Shit, he thought. He hoped Ad was wrong, he really did.
“Stay here.” He put out his cig. “And watch Sissy for me, okay. I’ll be back.”
“Don’t do anything stupid.”
“You just worry about her. I’ll take care of everything else.”
As he strode out of the kitchen, he could hear Ad cursing, but he wasn’t going to worry about that crap. He needed to take care of business—and that meant taking a little trip upstairs.
And not to the second floor of this house.
When Jim arrived up in Heaven, he found the place was still lush as Central Park in the summer, the ground green, the sky blue, the castle walls the color of coffee with three creams in it. But the fact that there were only two flags flying up on the parapet was a painful sight.
Jim thought back to the first time he’d woken up with his back flat on the perma-lawn, the sizzle of the electrical shock that had toasted him still coasting through every nerve ending in his body. At least now, he’d made the trip here enough times so that he landed on his feet.
Before he went off looking for the archangels, he turned to the Manse of Souls … and imagined his mother in there. Safe. No longer in pain. Nothing to weigh her down or worry her. He hadn’t seen her since the day she’d died, and, man, he sure could have used a ten-minute TO in there with her. Even if neither one of them said a thing, it would be good to see her one last time in the event he lost this fucking war—
“I’m sorry. I cannot allow you passage therein.”
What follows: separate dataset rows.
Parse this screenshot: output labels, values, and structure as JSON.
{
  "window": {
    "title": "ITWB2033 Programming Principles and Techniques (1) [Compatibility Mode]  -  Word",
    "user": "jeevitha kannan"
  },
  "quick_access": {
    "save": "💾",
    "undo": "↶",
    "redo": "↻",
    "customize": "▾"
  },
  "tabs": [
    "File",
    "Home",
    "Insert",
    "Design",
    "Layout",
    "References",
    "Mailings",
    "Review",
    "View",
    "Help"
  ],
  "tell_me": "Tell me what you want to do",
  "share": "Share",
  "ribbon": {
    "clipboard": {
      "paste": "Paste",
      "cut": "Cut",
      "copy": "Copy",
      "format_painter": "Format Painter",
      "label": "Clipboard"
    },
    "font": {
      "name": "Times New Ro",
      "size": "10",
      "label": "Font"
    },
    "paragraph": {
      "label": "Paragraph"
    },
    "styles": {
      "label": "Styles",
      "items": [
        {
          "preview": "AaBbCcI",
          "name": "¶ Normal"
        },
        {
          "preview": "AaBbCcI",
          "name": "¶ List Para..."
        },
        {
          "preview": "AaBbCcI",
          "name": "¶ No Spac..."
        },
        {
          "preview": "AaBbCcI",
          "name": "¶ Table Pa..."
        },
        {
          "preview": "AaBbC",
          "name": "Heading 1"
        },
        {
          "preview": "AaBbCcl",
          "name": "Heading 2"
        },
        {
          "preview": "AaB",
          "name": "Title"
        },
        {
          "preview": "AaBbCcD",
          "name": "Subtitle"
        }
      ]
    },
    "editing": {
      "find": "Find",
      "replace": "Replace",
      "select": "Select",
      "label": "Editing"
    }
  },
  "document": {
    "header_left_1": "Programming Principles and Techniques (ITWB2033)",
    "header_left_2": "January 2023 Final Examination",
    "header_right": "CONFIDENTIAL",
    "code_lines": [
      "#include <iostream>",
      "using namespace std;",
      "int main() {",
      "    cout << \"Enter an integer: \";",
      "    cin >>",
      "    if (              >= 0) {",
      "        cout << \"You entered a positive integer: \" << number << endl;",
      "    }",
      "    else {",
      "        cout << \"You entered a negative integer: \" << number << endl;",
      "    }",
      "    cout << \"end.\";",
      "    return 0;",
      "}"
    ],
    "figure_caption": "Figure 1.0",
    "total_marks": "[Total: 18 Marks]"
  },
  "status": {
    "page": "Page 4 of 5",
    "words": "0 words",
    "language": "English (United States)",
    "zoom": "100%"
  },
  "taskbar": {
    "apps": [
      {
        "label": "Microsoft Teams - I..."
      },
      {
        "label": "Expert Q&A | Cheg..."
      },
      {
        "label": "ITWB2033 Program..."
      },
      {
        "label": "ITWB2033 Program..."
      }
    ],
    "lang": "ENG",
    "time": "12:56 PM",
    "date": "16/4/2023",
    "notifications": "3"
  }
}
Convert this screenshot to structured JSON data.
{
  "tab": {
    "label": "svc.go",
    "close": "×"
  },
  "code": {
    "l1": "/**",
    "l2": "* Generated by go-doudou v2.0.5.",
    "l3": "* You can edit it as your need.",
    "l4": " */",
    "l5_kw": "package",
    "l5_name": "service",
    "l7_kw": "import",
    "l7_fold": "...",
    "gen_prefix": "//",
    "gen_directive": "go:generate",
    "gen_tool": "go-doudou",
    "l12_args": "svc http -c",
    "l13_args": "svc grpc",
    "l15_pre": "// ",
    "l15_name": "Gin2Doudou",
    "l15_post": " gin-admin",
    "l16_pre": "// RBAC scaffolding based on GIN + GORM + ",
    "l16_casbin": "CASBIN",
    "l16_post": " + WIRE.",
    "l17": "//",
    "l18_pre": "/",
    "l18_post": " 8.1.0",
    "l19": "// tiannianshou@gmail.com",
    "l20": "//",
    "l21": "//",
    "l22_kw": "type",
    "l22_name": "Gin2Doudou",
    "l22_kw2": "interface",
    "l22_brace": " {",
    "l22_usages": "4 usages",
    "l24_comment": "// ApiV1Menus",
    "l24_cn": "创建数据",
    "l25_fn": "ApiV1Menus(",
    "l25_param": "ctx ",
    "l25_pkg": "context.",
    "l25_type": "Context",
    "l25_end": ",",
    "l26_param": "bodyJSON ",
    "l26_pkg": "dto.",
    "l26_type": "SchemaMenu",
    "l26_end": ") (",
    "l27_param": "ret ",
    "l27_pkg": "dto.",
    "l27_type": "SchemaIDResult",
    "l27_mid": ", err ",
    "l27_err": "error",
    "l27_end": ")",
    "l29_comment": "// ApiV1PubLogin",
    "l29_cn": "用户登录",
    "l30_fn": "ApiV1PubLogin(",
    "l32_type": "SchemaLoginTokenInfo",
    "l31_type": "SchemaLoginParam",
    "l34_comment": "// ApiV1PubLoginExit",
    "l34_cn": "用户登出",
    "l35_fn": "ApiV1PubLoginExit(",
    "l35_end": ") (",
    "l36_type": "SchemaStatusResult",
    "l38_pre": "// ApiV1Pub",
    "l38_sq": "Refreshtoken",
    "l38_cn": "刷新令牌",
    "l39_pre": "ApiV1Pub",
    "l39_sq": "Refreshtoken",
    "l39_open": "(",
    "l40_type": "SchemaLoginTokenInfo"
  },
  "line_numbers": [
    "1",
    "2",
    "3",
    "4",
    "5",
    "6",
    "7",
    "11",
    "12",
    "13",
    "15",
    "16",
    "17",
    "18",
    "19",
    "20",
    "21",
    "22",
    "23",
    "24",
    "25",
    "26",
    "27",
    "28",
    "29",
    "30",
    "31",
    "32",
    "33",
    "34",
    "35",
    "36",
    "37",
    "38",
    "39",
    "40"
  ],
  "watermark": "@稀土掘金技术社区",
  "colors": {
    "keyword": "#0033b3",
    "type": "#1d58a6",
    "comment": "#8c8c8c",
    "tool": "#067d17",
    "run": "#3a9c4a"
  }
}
He pivoted toward Nigel. The guy was like a painting properly restored, nothing dusty or too pale about him now, his limbs apparently having healed up fast and without lingering issues—at least going by the easy way the guy walked over the cropped grass. He was wearing one of his natty 1920s-style suits, the cream of the fine linen glowing like a night-light in the strange, ambient illumination of the place.